Critical to achieving a strong technology and industrial base is subsection (b) of section 4811. The policy enacted by subsection (b) years ago is routinely ignored by the military department acquisition organizations as well as those of most of the defense agencies and combatant commands. Subsection (b) creates a civil-military integration policy. It states:
(b) Civil-Military Integration Policy.-The Secretary of Defense shall ensure that the United States attains the national technology and industrial base objectives set forth in subsection (a) through acquisition policy reforms that have the following objectives:
(1) Relying, to the maximum extent practicable, upon the commercial national technology and industrial base that is required to meet the national security needs of the United States.
(2) Reducing the reliance of the Department of Defense on technology and industrial base sectors that are economically dependent on Department of Defense business.
(3) Reducing Federal Government barriers to the use of commercial products, processes, and standards.
Neither the Secretary of Defense nor the secretaries of military departments or leaders of other elements of DOD have established “policy reforms” that implement the objectives in (1) to (3) of subsection (b). This lack of leadership and failure to adhere to the congressional mandate has resulted in the technology and industrial base supporting national security objectives remaining dominated by just a few companies that are not competitive in the commercial marketplace and are dependent on the “takes too long, costs too much” traditional DOD system. In other words a policy exactly opposite of that required by law is being perpetuated by the Secretary of Defense and other key officials.

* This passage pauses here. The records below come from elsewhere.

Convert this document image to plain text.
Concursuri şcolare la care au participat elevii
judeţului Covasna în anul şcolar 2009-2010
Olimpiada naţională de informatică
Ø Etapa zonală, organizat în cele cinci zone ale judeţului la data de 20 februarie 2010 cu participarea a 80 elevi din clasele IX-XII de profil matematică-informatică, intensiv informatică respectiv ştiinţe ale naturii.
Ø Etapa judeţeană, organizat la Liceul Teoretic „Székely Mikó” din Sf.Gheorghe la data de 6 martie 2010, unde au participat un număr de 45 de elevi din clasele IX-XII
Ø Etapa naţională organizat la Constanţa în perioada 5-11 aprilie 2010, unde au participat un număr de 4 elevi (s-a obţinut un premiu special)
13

Volumes could be written on this subject, just a few points will be made by this commentary. The mandate of subsection (b) is not impossible nor is it too hard. Congress has provided the means to accomplish the objectives and even required their use. In NDAA 2018 Congress directed:
SEC. 867. PREFERENCE FOR USE OF OTHER TRANSACTIONS AND EXPERIMENTAL AUTHORITY. In the execution of science and technology and prototyping programs, the Secretary of Defense shall establish a preference, to be applied in circumstances determined appropriate by the Secretary, for using transactions other than contracts, cooperative agreements, and grants entered into pursuant to sections 2371 and 2371b of title 10, United States Code, and authority for procurement for experimental purposes pursuant to section 2373 of title 10, United States Code.
Sections 2371, 2371b and 2373 are currently codified as sections 4021, 4022 and 4023 of title 10. To effectively make use of these authorities Congress has mandated as part of section 4021:
(g) Education and Training.-The Secretary of Defense shall-
(1) ensure that management, technical, and contracting personnel of the Department of Defense involved in the award or administration of transactions under this section or other innovative forms of contracting are afforded opportunities for adequate education and training; and
(2) establish minimum levels and requirements for continuous and experiential learning for such personnel…

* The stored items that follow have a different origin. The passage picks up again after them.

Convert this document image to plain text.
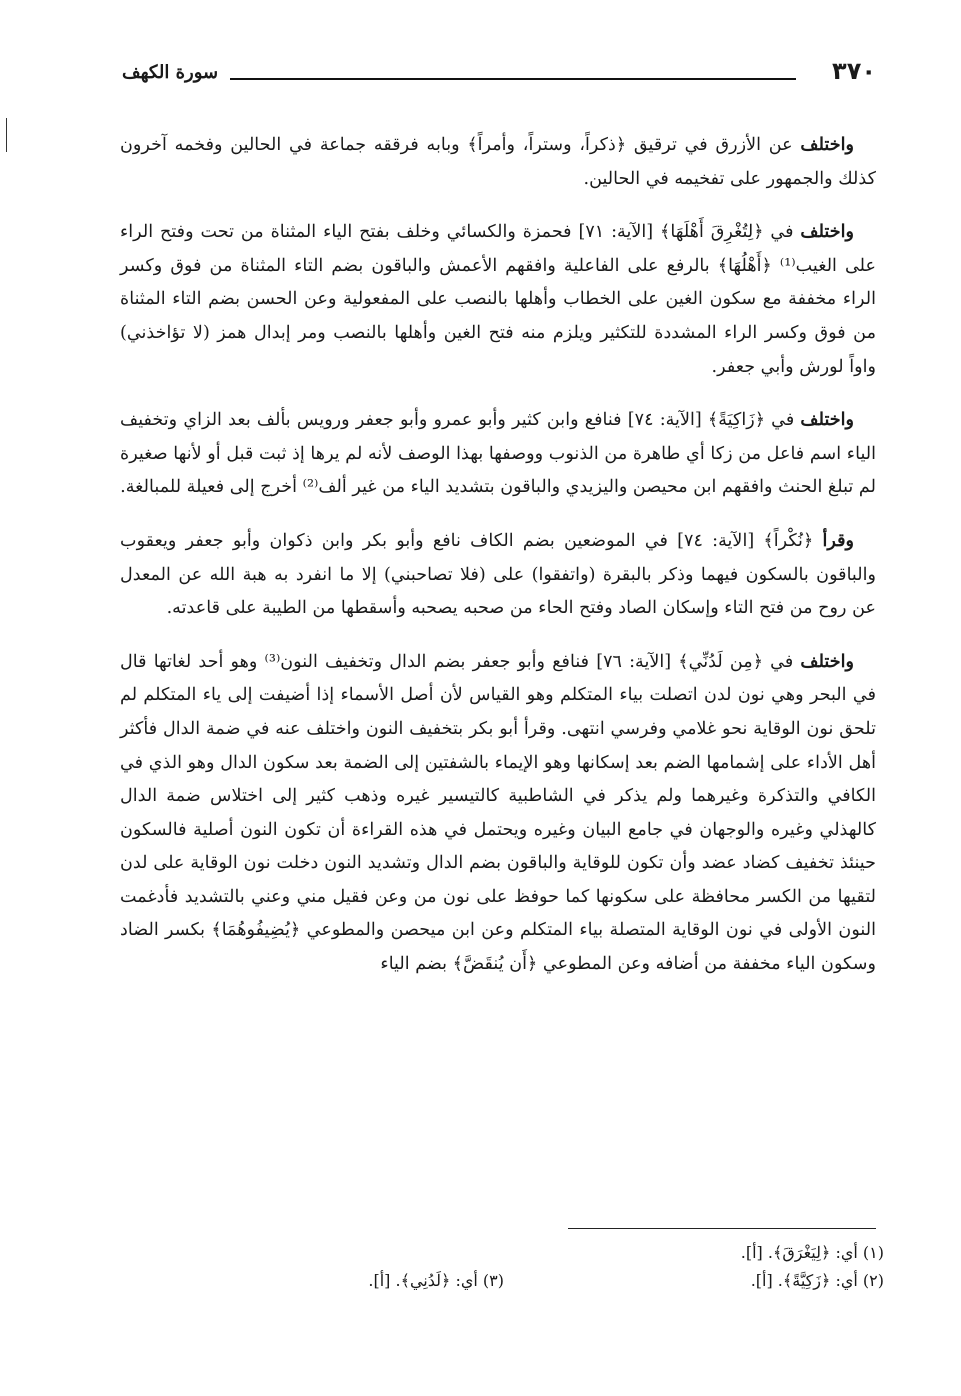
٣٧٠
سورة الكهف

واختلف عن الأزرق في ترقيق ﴿ذكراً، وستراً، وأمراً﴾ وبابه فرققه جماعة في الحالين وفخمه آخرون كذلك والجمهور على تفخيمه في الحالين.

واختلف في ﴿لِتُغْرِقَ أَهْلَهَا﴾ [الآية: ٧١] فحمزة والكسائي وخلف بفتح الياء المثناة من تحت وفتح الراء على الغيب⁽¹⁾ ﴿أَهْلُهَا﴾ بالرفع على الفاعلية وافقهم الأعمش والباقون بضم التاء المثناة من فوق وكسر الراء مخففة مع سكون الغين على الخطاب وأهلها بالنصب على المفعولية وعن الحسن بضم التاء المثناة من فوق وكسر الراء المشددة للتكثير ويلزم منه فتح الغين وأهلها بالنصب ومر إبدال همز (لا تؤاخذني) واواً لورش وأبي جعفر.

واختلف في ﴿زَاكِيَةً﴾ [الآية: ٧٤] فنافع وابن كثير وأبو عمرو وأبو جعفر ورويس بألف بعد الزاي وتخفيف الياء اسم فاعل من زكا أي طاهرة من الذنوب ووصفها بهذا الوصف لأنه لم يرها إذ ثبت قبل أو لأنها صغيرة لم تبلغ الحنث وافقهم ابن محيصن واليزيدي والباقون بتشديد الياء من غير ألف⁽²⁾ أخرج إلى فعيلة للمبالغة.

وقرأ ﴿نُكْراً﴾ [الآية: ٧٤] في الموضعين بضم الكاف نافع وأبو بكر وابن ذكوان وأبو جعفر ويعقوب والباقون بالسكون فيهما وذكر بالبقرة (واتفقوا) على (فلا تصاحبني) إلا ما انفرد به هبة الله عن المعدل عن روح من فتح التاء وإسكان الصاد وفتح الحاء من صحبه يصحبه وأسقطها من الطيبة على قاعدته.

واختلف في ﴿مِن لَدُنِّي﴾ [الآية: ٧٦] فنافع وأبو جعفر بضم الدال وتخفيف النون⁽³⁾ وهو أحد لغاتها قال في البحر وهي نون لدن اتصلت بياء المتكلم وهو القياس لأن أصل الأسماء إذا أضيفت إلى ياء المتكلم لم تلحق نون الوقاية نحو غلامي وفرسي انتهى. وقرأ أبو بكر بتخفيف النون واختلف عنه في ضمة الدال فأكثر أهل الأداء على إشمامها الضم بعد إسكانها وهو الإيماء بالشفتين إلى الضمة بعد سكون الدال وهو الذي في الكافي والتذكرة وغيرهما ولم يذكر في الشاطبية كالتيسير غيره وذهب كثير إلى اختلاس ضمة الدال كالهذلي وغيره والوجهان في جامع البيان وغيره ويحتمل في هذه القراءة أن تكون النون أصلية فالسكون حينئذ تخفيف كضاد عضد وأن تكون للوقاية والباقون بضم الدال وتشديد النون دخلت نون الوقاية على لدن لتقيها من الكسر محافظة على سكونها كما حوفظ على نون من وعن فقيل مني وعني بالتشديد فأدغمت النون الأولى في نون الوقاية المتصلة بياء المتكلم وعن ابن ميحصن والمطوعي ﴿يُضِيفُوهُمَا﴾ بكسر الضاد وسكون الياء مخففة من أضافه وعن المطوعي ﴿أَن يُنقَضَّ﴾ بضم الياء

(١) أي: ﴿لِيَغْرَقَ﴾. [أ].
(٢) أي: ﴿زَكِيَّةً﴾. [أ].
(٣) أي: ﴿لَدُنِي﴾. [أ].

Moreover, to show that these policies were not limited to science projects, unique circumstances, or small projects, Congress enacted section 804 of NDAA 2016, middle-tier of acquisition. Using MTA combined with innovative contracting approaches such as other transactions is a perfect start to implement the policy reforms required by Congress including those involving major defense programs.
Another almost unused contracting authority is subsection (d) (1) (D) of section 4022. This allows traditional contractors to contract via an other transaction for prototype (with potential for follow on production). The “exceptional circumstances” relating to “business arrangements or structures” required by this subsection is simple to satisfy. Merely structuring agreements with payable milestones common in OT agreements which are neither cost reimbursement nor fixed price as contemplated by Part 16 of the Federal Acquisition Regulation (which would require a formal deviation if attempted with a FAR contract) would work. This would begin to ween traditional contractors off the cost-reimbursement paradigm. Senior Procurement Executives can issue policies recognizing this or other circumstances that constitute “exceptional circumstances” on a class basis expediting determinations. Another approach is to utilize section (d) (1) (A) and bring in non-traditional contractors for significant roles in major programs implemented through a modular open system approach (another policy often ignored).
Bottom line: a key policy requiring reforms of the acquisition system is being ignored to the detriment of U.S. national security, added expense to the taxpayer, and delay in getting needed capabilities to warfighters. The reforms are not too hard to implement. It merely takes respect for the law plus the will and intelligence to do it.